AI-based Auto-Transcription

<< Click to Display Table of Contents >>

Navigation:  START YOUR OBSERVATIONS > Transcriptions and Comments >

AI-based Auto-Transcription

Since 2024, INTERACT Premium offers an offline, AI-based auto-Transcription module.

After correct installation, this module enables you to auto-transcribe any video with clear audio locally - fully GDPR compliant.

Note: During the installation of INTERACT and the first run of the auto-transcribe module, an internet connection is required.

Start an Automated Transcription

Open you video in INTERACT

Open an INTERACT data file.

Create a DataSet by clicking the Btn_AddSet Add Set button.

Click Insert - Reference - Multimedia to DataSet Btn_LinkVideoToDataSet

Or...

Make a right click inside the corresponding DataSet.

Choose Insert file reference > Link current videos to current DataSet from the context menu.

Make sure you can open your linked video by double-clicking a time stamp of the DataSet, otherwise the transcription tool is not able to 'find' the video.

Configure Auto-Transcript

Open the configuration dialog with the command Text - Text analysis > Autotranscribe-Whisper.

Auto-TranscribeMenu

The configuration dialog appears:

Auto-Transcribe-Dialog Whisper_TranscriptExportFormats

With those default settings, you already receive a rather good transcription of your video.

Model - The selected model determines both the quality of the result and the time it takes to complete the transcription.
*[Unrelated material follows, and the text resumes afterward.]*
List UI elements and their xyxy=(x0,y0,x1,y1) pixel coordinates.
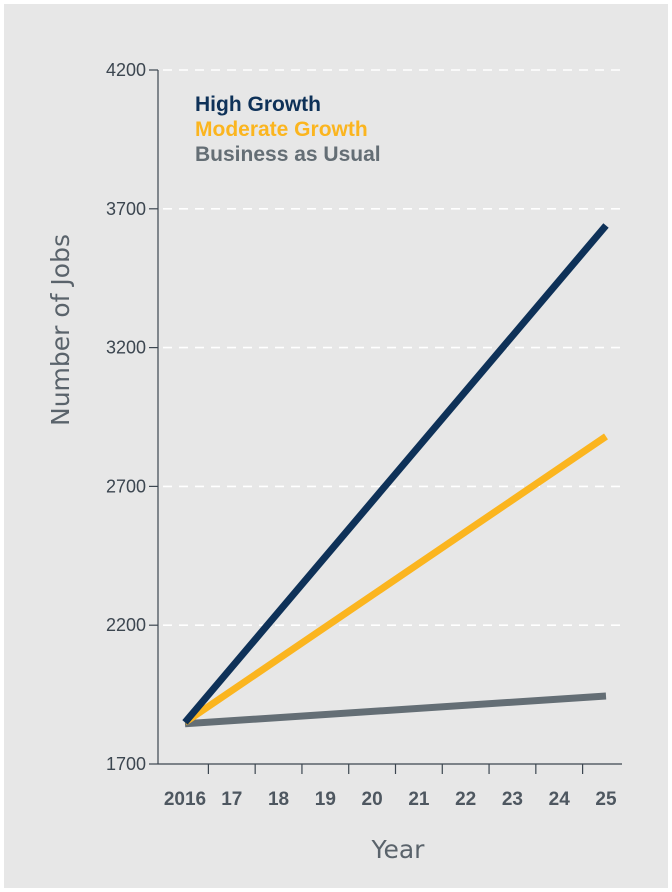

The base Model is a very good compromise. For a rough index of the spoken words, even the tiny model might be sufficient. You'll need to test that for yourself.

Language - Automatic for automated language detection. Not all languages can be transcribed correctly.

Device - Specifies if the workload should be handled by the CPU or the GPU. If you have a good CUDA compatible graphics board,  GPU handling is much faster.*

Number of threads - default workload spread.

Transcript format - Specifies the file format of the resulting text file. SRT and VTT are specific sub-title formats that can also be imported directly into INTERACT.
 

Transcript type - Specifies how the Events are created: Per sentence or per Word. A per Word transcription creates an Event for every word, which results in accurate timing per word.

Output path

Specifies where the transcript file is stored. Creating this file in the same directory as the video makes it easy to find it.

Add transcripts as INTERACT Events - This option ensures the automated creation of INTERACT Events. If you clear this option, you can import the SRT file into INTERACT later.

Repetitive Transcription passes

The drop down at the bottom offers the following options:

oSkip file and do not create Events - If the video has already been transcribed, nothing happens

oOverwrite and transcribe again - Previous transcriptions are overwritten and the video is processed again.

oUse existing transcript for creating Events - Previous transcriptions are used to re-create Events in the current data file.

*) activating GPU will NOT work out of the box. It requires the installation of the compatible CUDA drivers for that card and a special version of the corresponding Python Torch modules.

The Model you select determines the quality of the transcription.
The better the quality, the longer it takes for the transcription to complete.

Auto-TranscribeProgressBar

The length of a video and the number of spoken words is another important factor for the duration of the task.

Some indications about the duration of the transcription process:

oA 30 second video running on a decent Corei7 CPU takes about 30 seconds when using the base model, but 5 Minutes when using the medium model.

oThe same 30 second video on a correctly configured GPU takes less than 20 Seconds for the Medium model and about 3 minutes for the Large model (if your GPU offers enough memory)

These are only rough estimates and cannot be multiplied linearly for longer video, but it indicates the difference between those three models.